Пожалуй, следовало запереть дверь на ключ.

Или предупредить Виттара. Он рассердится, узнав, что жена промолчала. Расстроится. И, наверное, что-то неладное почувствовал, если поставил у двери охрану.

Но Тора знала: бояться нет нужды. Та ненависть, которая живет в глазах старухи, бессильна. Слишком долго она пряталась.

Шептала.

Как Хильда когда-то. Но Хильда ничего не умела сама.

И старуха тоже.

Девочку жаль… но если завтра рассказать Виттару, не все, лишь кое-что… пусть передаст королю… тот не добр, но разумен. И не позволит, чтобы ненависть старухи уродовала Лунную.

Беспокойница-луна все же спряталась за тучи, и Тора задремала. Она не слышала, как вернулся муж, но почуяла его во сне и улыбнулась. Хорошо, когда он рядом.

А утром раздался крик…

Жаловаться на старуху не пришлось. Почему-то Тора совсем не удивилась, узнав, что ночью та упала с лестницы.
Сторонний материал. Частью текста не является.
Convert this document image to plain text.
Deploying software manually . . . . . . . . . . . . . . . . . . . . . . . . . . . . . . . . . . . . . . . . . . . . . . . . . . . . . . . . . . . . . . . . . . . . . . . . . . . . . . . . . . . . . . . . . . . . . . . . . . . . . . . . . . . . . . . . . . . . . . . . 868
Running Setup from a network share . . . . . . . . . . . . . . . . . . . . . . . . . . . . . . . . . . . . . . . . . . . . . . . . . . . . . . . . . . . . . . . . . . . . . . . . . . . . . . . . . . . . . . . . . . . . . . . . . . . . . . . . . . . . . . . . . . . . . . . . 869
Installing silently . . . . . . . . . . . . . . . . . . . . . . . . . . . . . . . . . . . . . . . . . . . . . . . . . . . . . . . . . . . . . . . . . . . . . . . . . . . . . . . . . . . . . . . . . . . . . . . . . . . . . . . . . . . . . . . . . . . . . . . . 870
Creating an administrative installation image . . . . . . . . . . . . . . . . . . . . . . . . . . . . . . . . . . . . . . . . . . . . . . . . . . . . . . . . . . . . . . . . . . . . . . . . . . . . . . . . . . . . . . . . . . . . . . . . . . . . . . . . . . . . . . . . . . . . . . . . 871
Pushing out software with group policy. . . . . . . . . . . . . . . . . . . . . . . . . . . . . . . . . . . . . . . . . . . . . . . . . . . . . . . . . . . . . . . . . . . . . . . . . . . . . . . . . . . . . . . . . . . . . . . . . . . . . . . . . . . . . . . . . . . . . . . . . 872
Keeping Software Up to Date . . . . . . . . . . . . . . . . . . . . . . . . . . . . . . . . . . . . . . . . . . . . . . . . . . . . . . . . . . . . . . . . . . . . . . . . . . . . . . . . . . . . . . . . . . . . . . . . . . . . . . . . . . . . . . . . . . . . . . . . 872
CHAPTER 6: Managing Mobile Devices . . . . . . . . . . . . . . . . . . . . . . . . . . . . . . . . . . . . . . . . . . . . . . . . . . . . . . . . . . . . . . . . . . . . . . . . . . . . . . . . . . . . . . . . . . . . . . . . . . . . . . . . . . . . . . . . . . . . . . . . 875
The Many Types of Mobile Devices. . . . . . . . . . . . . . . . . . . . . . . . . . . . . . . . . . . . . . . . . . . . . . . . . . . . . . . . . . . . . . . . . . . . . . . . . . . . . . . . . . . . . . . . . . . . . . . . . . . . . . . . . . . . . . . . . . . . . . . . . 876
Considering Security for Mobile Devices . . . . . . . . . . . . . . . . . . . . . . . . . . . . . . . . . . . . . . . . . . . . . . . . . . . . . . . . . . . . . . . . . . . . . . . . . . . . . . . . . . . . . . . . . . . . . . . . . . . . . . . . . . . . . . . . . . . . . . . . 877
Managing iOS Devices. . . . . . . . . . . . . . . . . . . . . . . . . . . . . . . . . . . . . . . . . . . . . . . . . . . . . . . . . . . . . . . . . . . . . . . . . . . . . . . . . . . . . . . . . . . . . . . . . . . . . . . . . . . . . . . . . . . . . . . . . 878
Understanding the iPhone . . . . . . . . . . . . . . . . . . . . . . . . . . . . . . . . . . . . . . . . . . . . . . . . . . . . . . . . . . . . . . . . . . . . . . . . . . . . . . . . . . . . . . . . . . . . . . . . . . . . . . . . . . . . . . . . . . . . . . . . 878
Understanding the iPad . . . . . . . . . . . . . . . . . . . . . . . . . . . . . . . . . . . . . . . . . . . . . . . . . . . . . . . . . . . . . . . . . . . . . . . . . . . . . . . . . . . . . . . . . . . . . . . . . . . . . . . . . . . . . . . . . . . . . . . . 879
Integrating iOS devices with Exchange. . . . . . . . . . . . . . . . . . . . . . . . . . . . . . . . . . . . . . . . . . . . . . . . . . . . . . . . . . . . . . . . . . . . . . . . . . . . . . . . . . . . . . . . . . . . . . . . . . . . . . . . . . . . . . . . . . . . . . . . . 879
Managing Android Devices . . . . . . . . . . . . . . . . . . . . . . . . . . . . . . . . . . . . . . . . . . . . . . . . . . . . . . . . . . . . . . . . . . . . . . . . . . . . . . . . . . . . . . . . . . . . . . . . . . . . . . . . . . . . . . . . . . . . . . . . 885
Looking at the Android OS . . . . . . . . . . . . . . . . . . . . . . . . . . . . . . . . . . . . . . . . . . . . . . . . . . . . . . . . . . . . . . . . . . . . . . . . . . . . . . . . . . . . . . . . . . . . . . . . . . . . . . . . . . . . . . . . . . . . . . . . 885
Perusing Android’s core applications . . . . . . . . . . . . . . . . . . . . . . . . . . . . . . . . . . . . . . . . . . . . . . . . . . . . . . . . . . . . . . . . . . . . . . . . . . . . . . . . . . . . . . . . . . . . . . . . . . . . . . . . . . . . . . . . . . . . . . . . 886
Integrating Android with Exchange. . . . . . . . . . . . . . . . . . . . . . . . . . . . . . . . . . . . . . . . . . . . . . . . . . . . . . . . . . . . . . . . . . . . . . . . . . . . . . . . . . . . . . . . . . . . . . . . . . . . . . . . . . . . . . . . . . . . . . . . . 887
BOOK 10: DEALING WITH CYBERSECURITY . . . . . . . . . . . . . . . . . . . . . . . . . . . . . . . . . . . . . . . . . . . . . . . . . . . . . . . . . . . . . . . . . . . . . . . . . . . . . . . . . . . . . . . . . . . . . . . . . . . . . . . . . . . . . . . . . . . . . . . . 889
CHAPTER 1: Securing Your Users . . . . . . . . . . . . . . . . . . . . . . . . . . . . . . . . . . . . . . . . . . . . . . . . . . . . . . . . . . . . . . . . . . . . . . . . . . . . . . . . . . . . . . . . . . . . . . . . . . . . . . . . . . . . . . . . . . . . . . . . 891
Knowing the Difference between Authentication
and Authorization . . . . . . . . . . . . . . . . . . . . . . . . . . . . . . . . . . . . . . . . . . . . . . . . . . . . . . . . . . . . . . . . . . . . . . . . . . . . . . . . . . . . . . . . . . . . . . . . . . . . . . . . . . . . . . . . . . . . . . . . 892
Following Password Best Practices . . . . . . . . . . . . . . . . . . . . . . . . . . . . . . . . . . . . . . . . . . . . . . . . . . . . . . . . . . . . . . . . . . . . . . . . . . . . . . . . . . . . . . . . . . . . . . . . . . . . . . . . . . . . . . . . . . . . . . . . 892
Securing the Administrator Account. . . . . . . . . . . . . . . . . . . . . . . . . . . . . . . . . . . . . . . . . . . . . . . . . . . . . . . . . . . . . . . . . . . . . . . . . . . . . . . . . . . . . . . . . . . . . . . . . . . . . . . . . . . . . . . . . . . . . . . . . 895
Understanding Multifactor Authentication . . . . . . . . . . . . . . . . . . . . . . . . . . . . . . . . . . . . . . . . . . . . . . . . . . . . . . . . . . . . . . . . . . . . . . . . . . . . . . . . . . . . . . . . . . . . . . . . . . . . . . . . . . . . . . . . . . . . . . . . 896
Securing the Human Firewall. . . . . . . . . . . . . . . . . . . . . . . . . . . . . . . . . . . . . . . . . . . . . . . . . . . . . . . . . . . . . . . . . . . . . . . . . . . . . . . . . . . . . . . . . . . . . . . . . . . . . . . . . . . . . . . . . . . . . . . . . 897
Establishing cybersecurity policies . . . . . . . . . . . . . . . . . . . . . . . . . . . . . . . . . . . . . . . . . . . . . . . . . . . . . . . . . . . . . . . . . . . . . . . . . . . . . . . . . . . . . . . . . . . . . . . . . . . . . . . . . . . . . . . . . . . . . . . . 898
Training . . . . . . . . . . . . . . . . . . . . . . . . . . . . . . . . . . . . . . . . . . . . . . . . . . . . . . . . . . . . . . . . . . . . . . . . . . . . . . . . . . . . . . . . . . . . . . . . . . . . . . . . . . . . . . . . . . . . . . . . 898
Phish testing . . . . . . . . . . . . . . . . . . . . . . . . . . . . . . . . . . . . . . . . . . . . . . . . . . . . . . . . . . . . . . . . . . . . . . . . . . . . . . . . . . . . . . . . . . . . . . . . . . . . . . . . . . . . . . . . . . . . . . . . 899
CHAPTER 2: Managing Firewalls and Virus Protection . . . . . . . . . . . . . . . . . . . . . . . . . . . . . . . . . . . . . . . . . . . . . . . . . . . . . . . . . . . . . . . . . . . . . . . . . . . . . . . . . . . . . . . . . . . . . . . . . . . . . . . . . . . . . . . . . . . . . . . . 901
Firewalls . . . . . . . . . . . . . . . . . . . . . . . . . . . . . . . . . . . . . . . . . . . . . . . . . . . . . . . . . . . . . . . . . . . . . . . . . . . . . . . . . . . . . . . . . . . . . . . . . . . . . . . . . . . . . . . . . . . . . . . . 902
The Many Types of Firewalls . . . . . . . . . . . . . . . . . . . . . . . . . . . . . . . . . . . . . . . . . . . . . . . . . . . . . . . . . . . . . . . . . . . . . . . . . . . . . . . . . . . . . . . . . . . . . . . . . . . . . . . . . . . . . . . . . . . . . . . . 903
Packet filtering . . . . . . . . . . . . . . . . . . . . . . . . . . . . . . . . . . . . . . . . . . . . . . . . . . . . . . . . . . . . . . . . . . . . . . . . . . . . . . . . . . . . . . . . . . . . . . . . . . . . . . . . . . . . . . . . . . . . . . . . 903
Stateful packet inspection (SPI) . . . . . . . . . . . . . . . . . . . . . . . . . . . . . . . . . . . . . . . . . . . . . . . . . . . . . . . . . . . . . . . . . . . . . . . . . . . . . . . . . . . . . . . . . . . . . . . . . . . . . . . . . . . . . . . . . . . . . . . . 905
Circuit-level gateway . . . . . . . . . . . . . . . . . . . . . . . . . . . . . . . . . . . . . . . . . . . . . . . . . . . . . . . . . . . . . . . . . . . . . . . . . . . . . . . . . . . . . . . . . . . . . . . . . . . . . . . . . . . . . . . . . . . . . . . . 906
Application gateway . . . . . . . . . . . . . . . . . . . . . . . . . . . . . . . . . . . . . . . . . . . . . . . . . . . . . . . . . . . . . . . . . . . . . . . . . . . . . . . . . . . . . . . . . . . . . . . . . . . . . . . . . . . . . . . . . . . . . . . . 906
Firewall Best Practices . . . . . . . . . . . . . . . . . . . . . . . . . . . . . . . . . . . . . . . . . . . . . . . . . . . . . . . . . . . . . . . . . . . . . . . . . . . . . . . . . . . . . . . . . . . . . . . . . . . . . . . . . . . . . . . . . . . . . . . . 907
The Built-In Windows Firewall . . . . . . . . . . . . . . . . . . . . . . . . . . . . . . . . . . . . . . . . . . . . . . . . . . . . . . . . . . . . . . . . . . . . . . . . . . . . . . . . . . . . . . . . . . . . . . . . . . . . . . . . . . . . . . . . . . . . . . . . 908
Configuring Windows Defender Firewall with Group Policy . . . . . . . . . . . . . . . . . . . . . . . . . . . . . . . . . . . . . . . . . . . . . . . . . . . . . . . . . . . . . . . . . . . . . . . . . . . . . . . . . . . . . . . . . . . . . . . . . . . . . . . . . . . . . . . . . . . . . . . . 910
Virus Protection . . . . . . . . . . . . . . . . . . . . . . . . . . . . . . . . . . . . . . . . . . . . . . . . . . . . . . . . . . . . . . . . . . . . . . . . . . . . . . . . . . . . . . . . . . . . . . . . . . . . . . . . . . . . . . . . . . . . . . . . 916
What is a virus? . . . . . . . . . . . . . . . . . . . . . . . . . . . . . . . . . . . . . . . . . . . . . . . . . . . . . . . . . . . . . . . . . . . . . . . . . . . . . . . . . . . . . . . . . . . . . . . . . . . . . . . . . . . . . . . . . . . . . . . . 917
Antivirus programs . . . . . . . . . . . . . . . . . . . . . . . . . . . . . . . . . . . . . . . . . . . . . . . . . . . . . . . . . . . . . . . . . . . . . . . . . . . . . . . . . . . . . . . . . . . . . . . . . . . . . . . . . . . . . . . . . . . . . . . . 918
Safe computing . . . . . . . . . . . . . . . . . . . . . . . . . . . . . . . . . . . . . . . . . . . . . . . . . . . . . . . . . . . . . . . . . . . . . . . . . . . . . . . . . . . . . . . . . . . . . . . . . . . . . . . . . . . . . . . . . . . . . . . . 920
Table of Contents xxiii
И предпочла не заметить, как Виттар отвел взгляд.

Что ж, зато Лунная, как бы ни повернулось дело, получит немного свободы.

Осенние грозы приходят с востока.

Сползают по шершавым склонам гор, оставляя клочья туч в сизых ельниках предгорий. И уже потом, выбравшись на торные пути, щедро роняют холодную воду. Молнии же берегут. Да и силы тоже. Выплеснув первую ярость, они ударяются в слезы и сыплют, сыплют день за днем бисер дождя.

В дом же пробирается сырость.

Слуги, которым дозволено было вернуться, в спешке вынимают из каминов сухие букеты, композиции из перьев и белого газа, лент, ракушек… Их упаковывают в шляпные коробки и отправляют на чердак до следующего лета. А в каменных колыбелях рождается огонь.

Мне нравится смотреть на него.

Дождь словно бы жалуется. Я же сочувствую, пусть и не понимаю больше воду. Ответить тоже неспособна: лоза оставила меня.

Больно?

Нет.

Непривычно только. Я стараюсь не думать о том, вернется ли сила. Быть может, да. Быть может, нет. Я жива, и это ли не главное?

Жива и почти счастлива.

Есть дом. И брат.

Дракон.

Цветочное лото на троих — за Хвостика играем по очереди. Бочонки в холщовом мешочке перекатываются, стучат друг о друга, и, сунув руку, я стараюсь нащупать чайную розу. Только ее не хватает для победы. Брокк хмурится и пальцем грозит: ему нужны незабудки и тигровая лилия.